9月、USTR前での市民によるアクション |
こうした世界の動きの中で、日本政府そして私たち日本の市民社会はどのような立ち位置にいるのか、また何をすべきなのか。
まず、思うように交渉を先に進められない米国は、推進役を日本に担ってもらいたい意向ではないか、というのが国際NGOの見方だ。簡単に言ってしまえば米国の意思を日本に実行させるということだ。その証拠に、11月の首席交渉官会合は日本で開催される可能性もささやかれている。これはもちろん日本にとって最悪である。そもそも日本政府はこれだけ不利な交渉に遅れて参加しておきながら、攻めるもの・守るものの方針や具体目標を私たちに示していない。関税交渉だけがTPPの内容ではなく、医療や保険、金融など多くの分野において、いったい政府が何を獲得しようとしているのか、まずは明らかにすべきである。(そもそもの参加が公約破りだったということは言うまでもなく、その意味では即時撤退することが原則的には正しい)。
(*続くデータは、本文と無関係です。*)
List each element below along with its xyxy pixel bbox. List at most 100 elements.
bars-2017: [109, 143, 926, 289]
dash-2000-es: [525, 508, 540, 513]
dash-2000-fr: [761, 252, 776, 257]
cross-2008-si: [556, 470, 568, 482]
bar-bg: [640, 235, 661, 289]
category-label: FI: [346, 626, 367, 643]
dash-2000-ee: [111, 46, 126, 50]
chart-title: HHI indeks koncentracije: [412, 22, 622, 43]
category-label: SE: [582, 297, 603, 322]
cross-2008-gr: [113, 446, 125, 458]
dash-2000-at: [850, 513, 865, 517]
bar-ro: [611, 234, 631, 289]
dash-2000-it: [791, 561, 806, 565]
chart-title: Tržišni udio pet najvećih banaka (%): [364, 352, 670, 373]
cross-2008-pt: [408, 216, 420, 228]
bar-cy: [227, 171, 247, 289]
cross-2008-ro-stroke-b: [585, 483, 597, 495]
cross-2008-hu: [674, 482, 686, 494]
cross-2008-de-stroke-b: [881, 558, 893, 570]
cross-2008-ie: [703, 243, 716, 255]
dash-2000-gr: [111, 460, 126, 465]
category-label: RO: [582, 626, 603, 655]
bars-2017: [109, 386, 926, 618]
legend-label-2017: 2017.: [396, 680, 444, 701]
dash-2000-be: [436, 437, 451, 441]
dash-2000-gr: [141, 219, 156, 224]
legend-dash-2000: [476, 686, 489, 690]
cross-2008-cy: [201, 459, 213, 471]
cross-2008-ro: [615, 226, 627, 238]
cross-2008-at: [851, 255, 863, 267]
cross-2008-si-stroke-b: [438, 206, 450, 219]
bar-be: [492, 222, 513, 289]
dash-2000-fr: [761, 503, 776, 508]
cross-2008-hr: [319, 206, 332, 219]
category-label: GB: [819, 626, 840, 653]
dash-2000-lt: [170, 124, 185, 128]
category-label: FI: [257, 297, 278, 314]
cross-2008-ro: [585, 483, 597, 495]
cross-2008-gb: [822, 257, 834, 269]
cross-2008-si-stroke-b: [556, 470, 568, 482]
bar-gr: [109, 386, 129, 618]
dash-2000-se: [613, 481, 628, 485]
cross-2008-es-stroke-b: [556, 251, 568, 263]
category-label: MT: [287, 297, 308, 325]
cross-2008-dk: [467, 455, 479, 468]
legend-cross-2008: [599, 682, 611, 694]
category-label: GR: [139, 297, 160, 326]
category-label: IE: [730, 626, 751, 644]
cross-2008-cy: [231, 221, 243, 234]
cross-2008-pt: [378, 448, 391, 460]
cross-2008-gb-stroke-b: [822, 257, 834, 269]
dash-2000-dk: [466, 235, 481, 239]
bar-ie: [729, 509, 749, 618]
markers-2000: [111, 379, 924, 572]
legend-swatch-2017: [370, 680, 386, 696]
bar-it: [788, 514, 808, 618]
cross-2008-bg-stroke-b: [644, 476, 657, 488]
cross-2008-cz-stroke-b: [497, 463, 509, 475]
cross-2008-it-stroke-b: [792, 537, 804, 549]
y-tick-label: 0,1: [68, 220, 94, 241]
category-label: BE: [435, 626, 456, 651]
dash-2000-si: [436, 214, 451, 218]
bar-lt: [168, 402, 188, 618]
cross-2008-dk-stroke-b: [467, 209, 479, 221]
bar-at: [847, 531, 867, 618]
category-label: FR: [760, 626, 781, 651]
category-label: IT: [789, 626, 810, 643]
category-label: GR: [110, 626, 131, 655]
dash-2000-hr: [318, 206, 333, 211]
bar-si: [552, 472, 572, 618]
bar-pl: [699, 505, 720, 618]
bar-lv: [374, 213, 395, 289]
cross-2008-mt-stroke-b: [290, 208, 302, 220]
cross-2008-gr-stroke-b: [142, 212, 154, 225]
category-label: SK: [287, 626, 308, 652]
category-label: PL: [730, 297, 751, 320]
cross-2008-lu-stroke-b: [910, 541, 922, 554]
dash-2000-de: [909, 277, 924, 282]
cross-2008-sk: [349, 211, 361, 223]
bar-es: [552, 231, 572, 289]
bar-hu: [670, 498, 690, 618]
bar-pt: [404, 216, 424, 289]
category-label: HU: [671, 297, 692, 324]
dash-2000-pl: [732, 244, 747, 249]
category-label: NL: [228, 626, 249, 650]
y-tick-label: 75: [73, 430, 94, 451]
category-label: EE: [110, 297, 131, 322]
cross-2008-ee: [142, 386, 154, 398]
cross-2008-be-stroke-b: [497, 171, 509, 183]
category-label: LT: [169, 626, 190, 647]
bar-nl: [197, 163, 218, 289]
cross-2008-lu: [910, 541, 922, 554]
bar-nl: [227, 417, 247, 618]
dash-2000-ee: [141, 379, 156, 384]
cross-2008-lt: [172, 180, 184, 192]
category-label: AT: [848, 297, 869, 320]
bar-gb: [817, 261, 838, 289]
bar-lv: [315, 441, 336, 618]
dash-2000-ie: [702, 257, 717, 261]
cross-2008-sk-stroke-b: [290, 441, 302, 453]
国際市民社会は、日本の市民に期待をしている。「これだけ不利な交渉に遅れて入り、どの国よりも日本の人びとにとってTPPは負の影響を与える。そのことを多くの人が知れば、さらに反対運動は広がり、強くなる」と考えられているのだ。言い換えれば、それだけ私たちにとってTPPは「異常であり危険」ということだ。TPPの年内妥結は、現実的には無理である。まともにやればあと1年以上はかかる交渉を、米国は政治的決着によって妥結しようとしてくるだろう。そのこと自体を阻止し、間違っても日本がそこに加担しないように働きかけなければならない。